Even without a pandemic, solving the housing crisis is a complicated undertaking. Nuanced measures of progress such as matchmaking, affordability that addresses the full spectrum of need, and various indices of quality seem more suited to the problem. Given the complexity of the issue, many factors should be weighed at once.

It is useful to consider an idea Harvard’s Kennedy School of Government scholars developed known as “reflexive-improvement capability,” which suggests that organizations are more effective problem solvers when they adapt to new information that emerges over time. In cities such as Boston, meeting supply targets for housing has not led to a widespread increase in affordability. The reflexive-improvement capability lens suggests we should reevaluate supply targets as a primary indicator of success.

All this invites reflection on the evolution of process. Measures of progress identified in a comprehensive plan, for example, may be appropriate for its early stages. High-level frameworks imply high-level metrics. But as projects come closer to getting off the ground, everything becomes more nuanced and granular. Sites get chosen, housing is designed, and pro formas are analyzed. The complexity of evaluation should increase as planning becomes reality; assumptions should be challenged and more questions, posed.
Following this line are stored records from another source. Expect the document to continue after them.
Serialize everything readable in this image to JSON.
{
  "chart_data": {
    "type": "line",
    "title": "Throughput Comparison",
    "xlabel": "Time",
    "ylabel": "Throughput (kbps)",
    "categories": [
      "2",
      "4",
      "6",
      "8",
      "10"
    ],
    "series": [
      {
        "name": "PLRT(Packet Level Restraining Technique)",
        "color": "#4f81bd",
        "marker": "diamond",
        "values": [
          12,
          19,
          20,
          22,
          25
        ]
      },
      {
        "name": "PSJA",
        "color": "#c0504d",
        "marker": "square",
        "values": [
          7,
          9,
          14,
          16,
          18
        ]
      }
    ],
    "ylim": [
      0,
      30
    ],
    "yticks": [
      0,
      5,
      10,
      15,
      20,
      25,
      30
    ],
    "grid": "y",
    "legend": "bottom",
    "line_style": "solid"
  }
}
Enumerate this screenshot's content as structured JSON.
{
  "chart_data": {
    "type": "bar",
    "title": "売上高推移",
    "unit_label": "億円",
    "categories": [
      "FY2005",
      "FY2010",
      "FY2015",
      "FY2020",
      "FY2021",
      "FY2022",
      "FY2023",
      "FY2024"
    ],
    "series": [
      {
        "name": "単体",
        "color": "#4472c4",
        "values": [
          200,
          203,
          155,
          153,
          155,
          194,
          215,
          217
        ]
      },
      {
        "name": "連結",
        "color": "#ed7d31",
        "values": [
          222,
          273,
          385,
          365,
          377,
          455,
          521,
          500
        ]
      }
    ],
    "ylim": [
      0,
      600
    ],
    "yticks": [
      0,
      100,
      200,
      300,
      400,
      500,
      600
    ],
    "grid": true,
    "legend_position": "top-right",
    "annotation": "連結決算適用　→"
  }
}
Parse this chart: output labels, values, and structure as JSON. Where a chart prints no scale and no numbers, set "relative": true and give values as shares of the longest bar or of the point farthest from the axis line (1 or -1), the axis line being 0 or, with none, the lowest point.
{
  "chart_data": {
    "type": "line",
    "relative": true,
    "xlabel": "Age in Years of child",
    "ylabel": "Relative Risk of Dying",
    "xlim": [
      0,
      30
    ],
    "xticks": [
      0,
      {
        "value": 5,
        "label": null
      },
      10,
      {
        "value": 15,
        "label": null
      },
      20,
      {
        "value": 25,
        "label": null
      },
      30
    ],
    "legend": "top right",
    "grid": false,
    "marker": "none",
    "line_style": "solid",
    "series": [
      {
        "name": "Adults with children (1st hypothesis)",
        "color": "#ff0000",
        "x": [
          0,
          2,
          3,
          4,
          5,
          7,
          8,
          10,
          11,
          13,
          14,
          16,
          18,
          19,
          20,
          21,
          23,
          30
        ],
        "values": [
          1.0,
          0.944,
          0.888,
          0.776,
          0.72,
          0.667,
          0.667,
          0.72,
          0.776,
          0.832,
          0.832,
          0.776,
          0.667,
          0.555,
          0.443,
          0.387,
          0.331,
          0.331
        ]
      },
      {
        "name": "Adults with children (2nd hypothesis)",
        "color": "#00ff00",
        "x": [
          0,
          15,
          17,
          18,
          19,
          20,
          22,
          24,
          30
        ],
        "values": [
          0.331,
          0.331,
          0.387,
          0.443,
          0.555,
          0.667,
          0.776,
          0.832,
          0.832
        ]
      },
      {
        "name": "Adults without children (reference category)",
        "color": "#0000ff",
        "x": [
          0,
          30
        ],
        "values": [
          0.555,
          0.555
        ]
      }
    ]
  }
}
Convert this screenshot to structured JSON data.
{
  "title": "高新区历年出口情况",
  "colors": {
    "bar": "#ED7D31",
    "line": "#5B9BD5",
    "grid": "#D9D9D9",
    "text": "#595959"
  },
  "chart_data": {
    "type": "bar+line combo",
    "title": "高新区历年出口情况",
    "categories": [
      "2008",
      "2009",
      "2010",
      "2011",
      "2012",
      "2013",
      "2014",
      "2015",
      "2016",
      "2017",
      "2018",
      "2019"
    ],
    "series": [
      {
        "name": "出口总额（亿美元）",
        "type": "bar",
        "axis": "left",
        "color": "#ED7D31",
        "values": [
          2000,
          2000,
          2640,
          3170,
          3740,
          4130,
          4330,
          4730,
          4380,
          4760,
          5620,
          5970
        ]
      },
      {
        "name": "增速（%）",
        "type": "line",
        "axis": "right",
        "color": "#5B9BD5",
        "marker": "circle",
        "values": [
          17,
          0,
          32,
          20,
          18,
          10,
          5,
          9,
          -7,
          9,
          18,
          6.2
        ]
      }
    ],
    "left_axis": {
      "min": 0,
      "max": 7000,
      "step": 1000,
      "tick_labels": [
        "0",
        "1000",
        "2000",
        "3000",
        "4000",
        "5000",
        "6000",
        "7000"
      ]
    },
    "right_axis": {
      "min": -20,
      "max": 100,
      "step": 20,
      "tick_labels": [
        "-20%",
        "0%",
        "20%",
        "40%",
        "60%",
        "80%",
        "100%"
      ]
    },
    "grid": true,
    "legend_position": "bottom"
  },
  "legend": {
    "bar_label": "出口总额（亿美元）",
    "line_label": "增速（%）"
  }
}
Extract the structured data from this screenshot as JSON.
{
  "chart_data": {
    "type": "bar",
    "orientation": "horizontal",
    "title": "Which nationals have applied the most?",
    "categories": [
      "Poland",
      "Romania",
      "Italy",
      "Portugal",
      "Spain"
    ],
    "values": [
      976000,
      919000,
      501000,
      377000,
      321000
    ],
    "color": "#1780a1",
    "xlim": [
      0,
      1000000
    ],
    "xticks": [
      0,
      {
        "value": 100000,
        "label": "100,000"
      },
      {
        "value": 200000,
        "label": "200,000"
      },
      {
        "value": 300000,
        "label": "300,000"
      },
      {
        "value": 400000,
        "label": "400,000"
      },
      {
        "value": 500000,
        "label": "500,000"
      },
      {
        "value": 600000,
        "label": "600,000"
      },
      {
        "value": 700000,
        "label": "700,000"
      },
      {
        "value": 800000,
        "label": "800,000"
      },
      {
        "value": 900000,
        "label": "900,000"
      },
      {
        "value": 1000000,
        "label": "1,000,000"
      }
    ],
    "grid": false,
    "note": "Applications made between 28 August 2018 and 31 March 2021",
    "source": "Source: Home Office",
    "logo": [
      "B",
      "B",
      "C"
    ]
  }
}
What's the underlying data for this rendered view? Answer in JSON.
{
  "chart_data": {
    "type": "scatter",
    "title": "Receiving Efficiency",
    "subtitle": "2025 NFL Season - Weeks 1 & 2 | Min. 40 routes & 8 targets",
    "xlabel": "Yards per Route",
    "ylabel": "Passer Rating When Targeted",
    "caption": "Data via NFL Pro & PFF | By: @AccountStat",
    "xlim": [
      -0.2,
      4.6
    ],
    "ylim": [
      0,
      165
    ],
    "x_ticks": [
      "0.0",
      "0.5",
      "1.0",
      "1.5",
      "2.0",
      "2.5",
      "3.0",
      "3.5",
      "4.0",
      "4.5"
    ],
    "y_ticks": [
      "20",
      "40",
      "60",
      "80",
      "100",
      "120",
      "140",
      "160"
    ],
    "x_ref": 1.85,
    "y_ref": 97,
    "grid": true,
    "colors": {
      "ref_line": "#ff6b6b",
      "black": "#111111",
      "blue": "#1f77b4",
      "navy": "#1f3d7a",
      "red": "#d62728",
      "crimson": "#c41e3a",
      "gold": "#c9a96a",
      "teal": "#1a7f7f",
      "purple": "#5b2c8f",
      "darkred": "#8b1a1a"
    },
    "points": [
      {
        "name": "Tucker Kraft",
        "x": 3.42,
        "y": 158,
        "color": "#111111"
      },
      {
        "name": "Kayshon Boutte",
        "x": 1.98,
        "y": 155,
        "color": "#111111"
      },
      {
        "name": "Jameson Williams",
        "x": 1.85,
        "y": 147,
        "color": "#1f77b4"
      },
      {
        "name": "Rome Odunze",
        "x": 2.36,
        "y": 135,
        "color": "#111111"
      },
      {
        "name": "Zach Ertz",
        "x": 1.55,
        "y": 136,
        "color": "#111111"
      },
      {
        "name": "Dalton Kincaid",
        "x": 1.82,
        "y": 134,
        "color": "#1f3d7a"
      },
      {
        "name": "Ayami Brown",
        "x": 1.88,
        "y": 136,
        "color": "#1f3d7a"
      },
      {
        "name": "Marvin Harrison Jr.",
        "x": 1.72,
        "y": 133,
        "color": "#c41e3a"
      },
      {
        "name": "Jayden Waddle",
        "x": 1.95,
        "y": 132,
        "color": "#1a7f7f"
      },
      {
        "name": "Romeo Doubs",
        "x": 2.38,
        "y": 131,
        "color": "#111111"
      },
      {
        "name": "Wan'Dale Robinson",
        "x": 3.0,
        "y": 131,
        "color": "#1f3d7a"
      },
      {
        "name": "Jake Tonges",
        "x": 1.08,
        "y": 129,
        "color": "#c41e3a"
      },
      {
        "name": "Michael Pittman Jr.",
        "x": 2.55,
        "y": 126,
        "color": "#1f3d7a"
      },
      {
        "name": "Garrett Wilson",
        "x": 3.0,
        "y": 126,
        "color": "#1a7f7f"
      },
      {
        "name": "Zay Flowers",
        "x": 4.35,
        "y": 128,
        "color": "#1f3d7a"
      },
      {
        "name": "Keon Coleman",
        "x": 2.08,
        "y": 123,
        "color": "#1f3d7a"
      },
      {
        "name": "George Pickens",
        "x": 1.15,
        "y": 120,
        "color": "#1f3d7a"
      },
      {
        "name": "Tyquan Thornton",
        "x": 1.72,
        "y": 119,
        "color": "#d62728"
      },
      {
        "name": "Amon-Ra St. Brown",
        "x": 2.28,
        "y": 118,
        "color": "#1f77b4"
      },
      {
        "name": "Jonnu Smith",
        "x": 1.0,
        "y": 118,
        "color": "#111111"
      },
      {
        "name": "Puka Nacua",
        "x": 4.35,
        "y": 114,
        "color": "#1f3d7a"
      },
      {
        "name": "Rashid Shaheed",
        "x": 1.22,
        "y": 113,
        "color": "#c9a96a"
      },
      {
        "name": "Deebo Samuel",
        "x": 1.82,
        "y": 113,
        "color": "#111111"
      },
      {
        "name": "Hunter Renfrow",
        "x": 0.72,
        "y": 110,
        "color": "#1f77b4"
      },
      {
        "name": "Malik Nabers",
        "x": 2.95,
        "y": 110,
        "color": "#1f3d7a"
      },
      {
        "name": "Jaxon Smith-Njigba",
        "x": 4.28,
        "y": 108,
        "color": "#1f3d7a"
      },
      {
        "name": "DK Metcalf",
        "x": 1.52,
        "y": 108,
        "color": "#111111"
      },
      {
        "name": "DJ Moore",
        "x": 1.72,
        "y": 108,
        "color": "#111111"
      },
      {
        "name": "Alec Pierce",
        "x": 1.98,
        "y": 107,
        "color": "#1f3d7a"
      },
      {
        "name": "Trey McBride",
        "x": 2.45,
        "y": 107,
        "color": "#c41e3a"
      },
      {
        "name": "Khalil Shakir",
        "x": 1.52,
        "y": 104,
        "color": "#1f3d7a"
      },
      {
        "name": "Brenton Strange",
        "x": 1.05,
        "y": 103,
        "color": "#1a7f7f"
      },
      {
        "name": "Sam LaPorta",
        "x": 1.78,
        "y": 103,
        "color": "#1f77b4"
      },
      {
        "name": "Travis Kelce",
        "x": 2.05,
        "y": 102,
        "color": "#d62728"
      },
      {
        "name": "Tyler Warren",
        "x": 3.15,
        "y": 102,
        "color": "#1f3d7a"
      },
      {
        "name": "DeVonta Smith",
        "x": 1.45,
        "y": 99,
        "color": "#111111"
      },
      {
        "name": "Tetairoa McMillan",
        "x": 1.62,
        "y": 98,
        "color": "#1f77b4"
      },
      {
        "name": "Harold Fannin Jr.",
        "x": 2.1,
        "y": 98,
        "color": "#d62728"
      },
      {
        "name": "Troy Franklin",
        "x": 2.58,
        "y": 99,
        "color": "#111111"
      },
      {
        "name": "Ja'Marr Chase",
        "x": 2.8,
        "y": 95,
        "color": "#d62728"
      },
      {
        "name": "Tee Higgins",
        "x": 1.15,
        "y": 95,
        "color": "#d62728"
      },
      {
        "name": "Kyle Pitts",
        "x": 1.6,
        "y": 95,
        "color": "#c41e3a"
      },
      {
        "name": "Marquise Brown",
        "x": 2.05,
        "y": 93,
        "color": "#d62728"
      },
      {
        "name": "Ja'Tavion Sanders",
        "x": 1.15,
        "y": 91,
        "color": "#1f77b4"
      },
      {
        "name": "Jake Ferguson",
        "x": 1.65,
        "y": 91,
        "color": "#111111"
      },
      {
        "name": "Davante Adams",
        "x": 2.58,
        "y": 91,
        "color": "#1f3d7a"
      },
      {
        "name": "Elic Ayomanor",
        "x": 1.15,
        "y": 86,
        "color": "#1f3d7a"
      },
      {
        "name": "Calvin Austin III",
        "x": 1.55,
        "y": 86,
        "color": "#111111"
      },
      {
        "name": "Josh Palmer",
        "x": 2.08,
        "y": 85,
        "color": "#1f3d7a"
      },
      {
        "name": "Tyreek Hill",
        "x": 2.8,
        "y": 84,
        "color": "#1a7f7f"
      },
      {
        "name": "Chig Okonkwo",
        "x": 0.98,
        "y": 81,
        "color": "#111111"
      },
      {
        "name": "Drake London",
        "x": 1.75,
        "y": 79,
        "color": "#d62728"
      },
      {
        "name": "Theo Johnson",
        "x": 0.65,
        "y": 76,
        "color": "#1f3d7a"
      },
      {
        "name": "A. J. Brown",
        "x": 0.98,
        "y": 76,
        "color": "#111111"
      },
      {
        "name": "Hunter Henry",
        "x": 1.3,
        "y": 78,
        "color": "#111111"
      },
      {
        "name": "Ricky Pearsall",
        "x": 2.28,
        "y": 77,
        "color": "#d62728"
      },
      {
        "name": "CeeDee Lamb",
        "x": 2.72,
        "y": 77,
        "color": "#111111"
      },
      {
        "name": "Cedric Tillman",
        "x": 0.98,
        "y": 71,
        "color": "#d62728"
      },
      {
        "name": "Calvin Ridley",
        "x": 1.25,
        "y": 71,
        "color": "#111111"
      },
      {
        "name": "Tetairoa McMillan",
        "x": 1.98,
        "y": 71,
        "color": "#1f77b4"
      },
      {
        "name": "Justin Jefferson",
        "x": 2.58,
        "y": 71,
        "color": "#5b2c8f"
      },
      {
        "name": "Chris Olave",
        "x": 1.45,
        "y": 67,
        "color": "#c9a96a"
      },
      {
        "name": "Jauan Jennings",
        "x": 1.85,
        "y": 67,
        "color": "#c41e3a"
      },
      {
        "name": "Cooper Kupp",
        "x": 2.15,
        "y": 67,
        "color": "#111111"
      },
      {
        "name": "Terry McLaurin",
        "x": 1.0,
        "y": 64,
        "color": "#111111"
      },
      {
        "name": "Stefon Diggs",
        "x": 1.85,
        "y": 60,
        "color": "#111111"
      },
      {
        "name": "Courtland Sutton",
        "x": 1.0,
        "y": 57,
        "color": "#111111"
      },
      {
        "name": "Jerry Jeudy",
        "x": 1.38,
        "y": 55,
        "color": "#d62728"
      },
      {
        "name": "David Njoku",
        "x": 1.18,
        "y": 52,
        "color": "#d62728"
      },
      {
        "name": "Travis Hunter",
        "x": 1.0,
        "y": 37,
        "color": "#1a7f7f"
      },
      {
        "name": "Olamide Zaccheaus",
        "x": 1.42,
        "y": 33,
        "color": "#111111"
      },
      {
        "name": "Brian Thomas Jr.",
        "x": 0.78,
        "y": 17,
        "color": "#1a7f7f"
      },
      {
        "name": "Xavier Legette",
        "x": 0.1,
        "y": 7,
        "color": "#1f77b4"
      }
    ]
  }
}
Ultimately, reports that boast about achieving supply targets reflect an obvious aspiration: increase affordability. Anxious to show they are making productive efforts toward this goal, cities have encouraged the private sector to help solve the housing problem in the hopes of providing better conditions for residents. But what is crucially needed is a shift in how progress is broadcast and, in turn, how progress is understood by urban residents at large. If the public understands success in terms of humanitarian aspirations around equity, affordability, and quality, subsequent strategies—of which increased production targets is one—will follow. In that world, supply works for us, not the other way around.

“We want to be all in on production,” said Kornegay, “but the question of production on its own is not the same as production where and production for whom.”